When does loyalty flow from love, and when from shared adversity or heritage? “Half of a Yellow Sun” explores these questions through the twins’ uneasy relationship. Like Nigeria’s postcolonial peoples, their lives are involuntarily joined; both they and their nation must choose between a fractious unity and a fraught secession.
The Biafran War has exercised a powerful hold over Nigeria’s literary imagination, animating almost every notable Nigerian writer from Chinua Achebe, Wole Soyinka and Christopher Okigbo to Flora Nwapa, Buchi Emecheta and Ken Saro-Wiwa. Adichie, who was born after the war, belongs to a new generation of talented young Nigerian writers: Helon Habila, Uzondinma Iweala, Helen Oyeyemi and Chris Abani (whose “Graceland,” about a shantytown Elvis impersonator, is one of the most astonishing metropolitan novels of our time).
Adichie may not have lived through the civil war, but her imagination seems to have been profoundly molded by it: some of her own Igbo family survived Biafra; others did not. Like the young American writer Tom Bissell, for whom the Vietnam War has become a shaping passion via his ravaged veteran father, Adichie approaches her country’s past violence with a blend of generational distance and familial obsession.

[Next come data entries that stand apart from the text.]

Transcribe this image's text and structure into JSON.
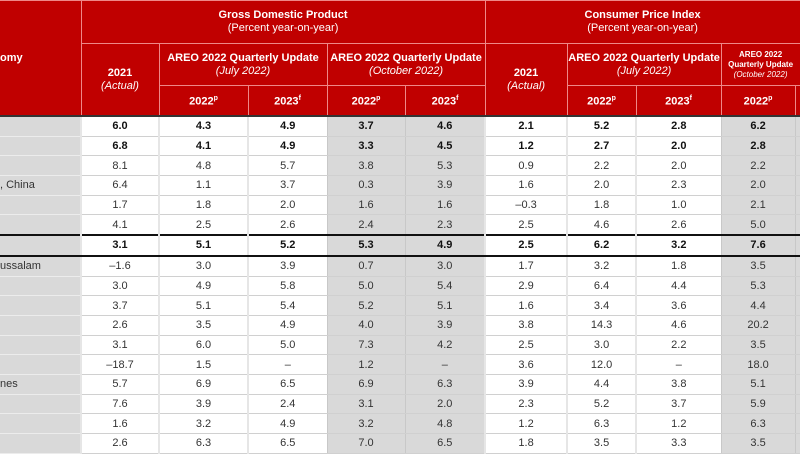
{
  "header": {
    "economy_label": "omy",
    "gdp_title": "Gross Domestic Product",
    "gdp_sub": "(Percent year-on-year)",
    "cpi_title": "Consumer Price Index",
    "cpi_sub": "(Percent year-on-year)",
    "actual_year": "2021",
    "actual_note": "(Actual)",
    "areo_title": "AREO 2022 Quarterly Update",
    "july": "(July 2022)",
    "october": "(October 2022)",
    "y2022": "2022",
    "y2022_sup": "p",
    "y2023": "2023",
    "y2023_sup": "f"
  },
  "colors": {
    "header_red": "#c00000",
    "shade_gray": "#d9d9d9"
  },
  "rows": [
    {
      "label": "",
      "bold": true,
      "values": [
        "6.0",
        "4.3",
        "4.9",
        "3.7",
        "4.6",
        "2.1",
        "5.2",
        "2.8",
        "6.2"
      ]
    },
    {
      "label": "",
      "bold": true,
      "values": [
        "6.8",
        "4.1",
        "4.9",
        "3.3",
        "4.5",
        "1.2",
        "2.7",
        "2.0",
        "2.8"
      ]
    },
    {
      "label": "",
      "bold": false,
      "values": [
        "8.1",
        "4.8",
        "5.7",
        "3.8",
        "5.3",
        "0.9",
        "2.2",
        "2.0",
        "2.2"
      ]
    },
    {
      "label": ", China",
      "bold": false,
      "values": [
        "6.4",
        "1.1",
        "3.7",
        "0.3",
        "3.9",
        "1.6",
        "2.0",
        "2.3",
        "2.0"
      ]
    },
    {
      "label": "",
      "bold": false,
      "values": [
        "1.7",
        "1.8",
        "2.0",
        "1.6",
        "1.6",
        "–0.3",
        "1.8",
        "1.0",
        "2.1"
      ]
    },
    {
      "label": "",
      "bold": false,
      "values": [
        "4.1",
        "2.5",
        "2.6",
        "2.4",
        "2.3",
        "2.5",
        "4.6",
        "2.6",
        "5.0"
      ]
    },
    {
      "label": "",
      "bold": true,
      "values": [
        "3.1",
        "5.1",
        "5.2",
        "5.3",
        "4.9",
        "2.5",
        "6.2",
        "3.2",
        "7.6"
      ]
    },
    {
      "label": "ussalam",
      "bold": false,
      "values": [
        "–1.6",
        "3.0",
        "3.9",
        "0.7",
        "3.0",
        "1.7",
        "3.2",
        "1.8",
        "3.5"
      ]
    },
    {
      "label": "",
      "bold": false,
      "values": [
        "3.0",
        "4.9",
        "5.8",
        "5.0",
        "5.4",
        "2.9",
        "6.4",
        "4.4",
        "5.3"
      ]
    },
    {
      "label": "",
      "bold": false,
      "values": [
        "3.7",
        "5.1",
        "5.4",
        "5.2",
        "5.1",
        "1.6",
        "3.4",
        "3.6",
        "4.4"
      ]
    },
    {
      "label": "",
      "bold": false,
      "values": [
        "2.6",
        "3.5",
        "4.9",
        "4.0",
        "3.9",
        "3.8",
        "14.3",
        "4.6",
        "20.2"
      ]
    },
    {
      "label": "",
      "bold": false,
      "values": [
        "3.1",
        "6.0",
        "5.0",
        "7.3",
        "4.2",
        "2.5",
        "3.0",
        "2.2",
        "3.5"
      ]
    },
    {
      "label": "",
      "bold": false,
      "values": [
        "–18.7",
        "1.5",
        "–",
        "1.2",
        "–",
        "3.6",
        "12.0",
        "–",
        "18.0"
      ]
    },
    {
      "label": "nes",
      "bold": false,
      "values": [
        "5.7",
        "6.9",
        "6.5",
        "6.9",
        "6.3",
        "3.9",
        "4.4",
        "3.8",
        "5.1"
      ]
    },
    {
      "label": "",
      "bold": false,
      "values": [
        "7.6",
        "3.9",
        "2.4",
        "3.1",
        "2.0",
        "2.3",
        "5.2",
        "3.7",
        "5.9"
      ]
    },
    {
      "label": "",
      "bold": false,
      "values": [
        "1.6",
        "3.2",
        "4.9",
        "3.2",
        "4.8",
        "1.2",
        "6.3",
        "1.2",
        "6.3"
      ]
    },
    {
      "label": "",
      "bold": false,
      "values": [
        "2.6",
        "6.3",
        "6.5",
        "7.0",
        "6.5",
        "1.8",
        "3.5",
        "3.3",
        "3.5"
      ]
    }
  ]
}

This tug of detachment and intimacy gives “Half of a Yellow Sun” an empathetic tone that never succumbs to the simplifying impulses, heroic or demonic, of advocacy literature. Even the most honorable of her characters have humanizing flaws. Adichie understands that novels, above all war novels, cannot easily survive a rush to judgment. And so she takes us into the minds of both a gang-raped bar girl and the once-tender teenage soldier who eventually becomes her assailant. Reaching deep, she finds a “hard clot of fear inside him” at “the casual cruelty of this new world,” a cruelty in which he becomes incrementally complicit.
“Half of a Yellow Sun” speaks through history to our war-racked age not through abstract analogy but through the energy of vibrant, sometimes horrifying detail. A refugee flees the north by train, carrying in a bowl her daughter’s head, still bearing its delicate braids. Famished children in refugee camps find themselves unable to outpace and catch lizards. A child soldier, nicknamed Target Destroyer, uses “words like enemy fire and Attack HQ with a casual coldness, as if to make up for his crying.” A girl’s belly starts to swell, and her mother wonders: is she pregnant or suffering from malnutrition?

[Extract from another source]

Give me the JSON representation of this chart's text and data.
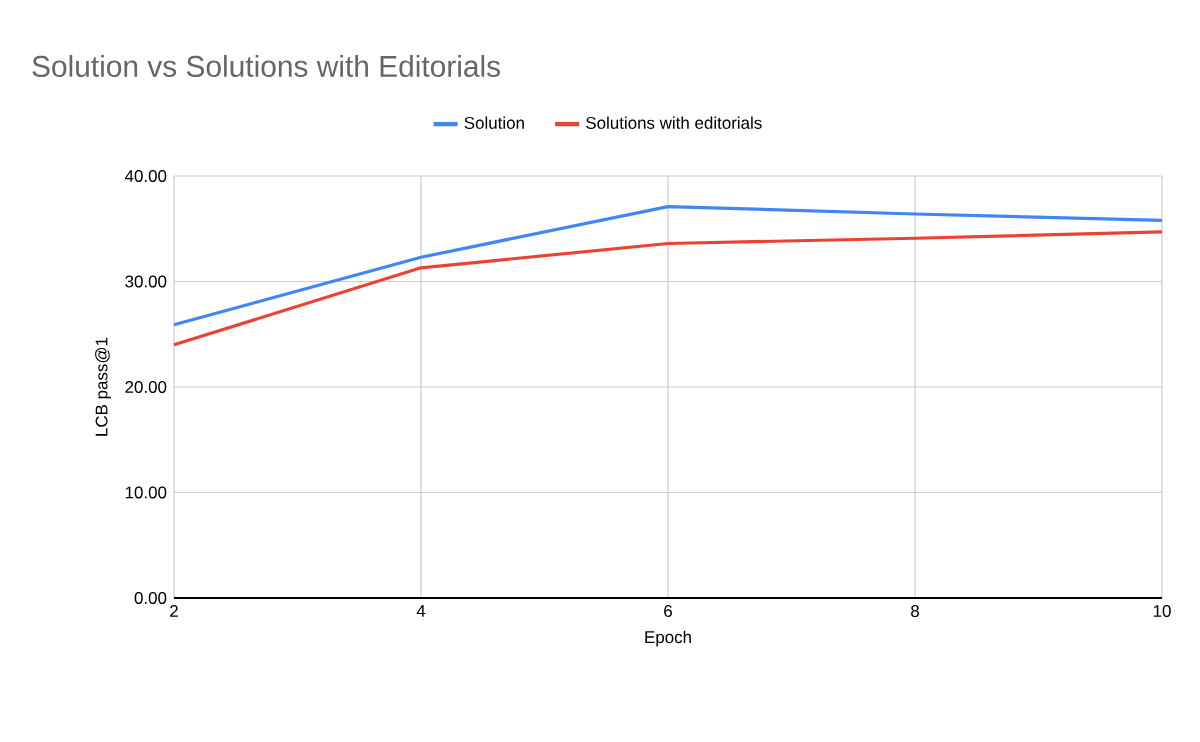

The poet Czeslaw Milosz, on fleeing Poland for the United States, was bemused by Americans’ assumption that their future would more or less resemble their present and their past. If you’re from Poland or Nigeria — or Lebanon, Guatemala, Afghanistan, Colombia or Vietnam (or arguably from most societies on earth) — the assumption of continuity can seem improbable to the point of madness.
“Half of a Yellow Sun” takes us inside ordinary lives laid waste by the all too ordinary unraveling of nation states. When an acquaintance of Olanna’s turns up at a refugee camp, she notices that “he was thinner and lankier than she remembered and looked as though he would break in two if he sat down abruptly.” It’s a measure of Adichie’s mastery of small things — and of the mess the world is in — that we see that man arrive, in country after country, again and again and again.